Feb. 8th, 2010

johnny9fingers: (Default)
And just to prove it ain't just the Nazis who....um ....gained intellectual profit from murder:

http://www.guardian.co.uk/uk/2010/feb/07/british-obstetrics-founders-murders-claim

Sometimes it seems there is no advantage without evil to someone somewhere. To quote the poet: "This is the time of day which is worse than night."

Oh fuck it; here it is in its entirety.

Five O'Clock Shadow.

This is the time of day when we in the Men's ward
Think "one more surge of the pain and I give up the fight."
When he who struggles for breath can struggle less strongly:
This is the time of day which is worse than night.

A haze of thunder hangs on the hospital rose-beds,
A doctors' foursome out of the links is played,
Safe in her sitting-room Sister is putting her feet up:
This is the time of day when we feel betrayed.

Below the windows, loads of loving relations
Rev in the car park, changing gear at the bend,
Making for home and a nice big tea and the telly:
"Well, we've done what we can.

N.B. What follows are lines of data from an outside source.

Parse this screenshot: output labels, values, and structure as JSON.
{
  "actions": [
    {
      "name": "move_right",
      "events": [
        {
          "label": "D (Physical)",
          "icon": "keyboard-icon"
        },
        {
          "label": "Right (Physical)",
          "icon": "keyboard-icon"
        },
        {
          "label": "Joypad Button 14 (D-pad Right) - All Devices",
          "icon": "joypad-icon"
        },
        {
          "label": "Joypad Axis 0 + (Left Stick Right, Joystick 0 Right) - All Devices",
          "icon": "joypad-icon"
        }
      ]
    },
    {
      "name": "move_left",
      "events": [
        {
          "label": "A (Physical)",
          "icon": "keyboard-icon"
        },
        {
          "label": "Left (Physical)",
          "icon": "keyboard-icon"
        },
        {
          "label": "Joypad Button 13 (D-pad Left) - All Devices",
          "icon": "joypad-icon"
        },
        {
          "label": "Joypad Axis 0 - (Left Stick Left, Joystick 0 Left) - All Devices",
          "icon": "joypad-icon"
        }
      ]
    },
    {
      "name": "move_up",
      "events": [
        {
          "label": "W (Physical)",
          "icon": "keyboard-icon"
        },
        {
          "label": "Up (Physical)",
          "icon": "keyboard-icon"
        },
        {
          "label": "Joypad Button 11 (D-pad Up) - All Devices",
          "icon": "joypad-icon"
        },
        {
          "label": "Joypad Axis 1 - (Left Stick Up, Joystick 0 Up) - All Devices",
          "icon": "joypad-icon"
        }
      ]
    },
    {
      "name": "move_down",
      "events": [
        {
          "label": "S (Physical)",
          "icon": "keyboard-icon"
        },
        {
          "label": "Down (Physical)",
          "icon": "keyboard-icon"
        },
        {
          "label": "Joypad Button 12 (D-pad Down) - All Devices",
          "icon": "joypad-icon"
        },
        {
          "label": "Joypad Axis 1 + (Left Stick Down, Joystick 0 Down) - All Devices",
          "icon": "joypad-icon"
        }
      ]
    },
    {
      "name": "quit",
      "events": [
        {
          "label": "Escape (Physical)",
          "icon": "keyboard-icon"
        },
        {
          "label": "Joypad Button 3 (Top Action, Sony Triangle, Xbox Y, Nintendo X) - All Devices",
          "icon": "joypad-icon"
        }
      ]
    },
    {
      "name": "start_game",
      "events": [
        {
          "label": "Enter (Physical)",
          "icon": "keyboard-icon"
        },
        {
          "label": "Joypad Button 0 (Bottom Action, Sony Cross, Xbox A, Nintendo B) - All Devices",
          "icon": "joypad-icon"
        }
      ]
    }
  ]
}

It can't be long till the end."

This is the time of day when the weight of bedclothes
Is harder to bear than a sharp incision of steel.
The endless anonymous croak of a cheap transistor
Intensifies the lonely terror I feel.


Given the poem's, um, bleakness, one might be surprised that it's by John Betjeman....but the 'Rev in the car park' really gives the game away when you think about it. Tumpity tumpity tumpity tah, or duh DAH duh DAH duh DADA duh DAH, were never really the rhythms of despair: but they seem somehow less comforting after reading this.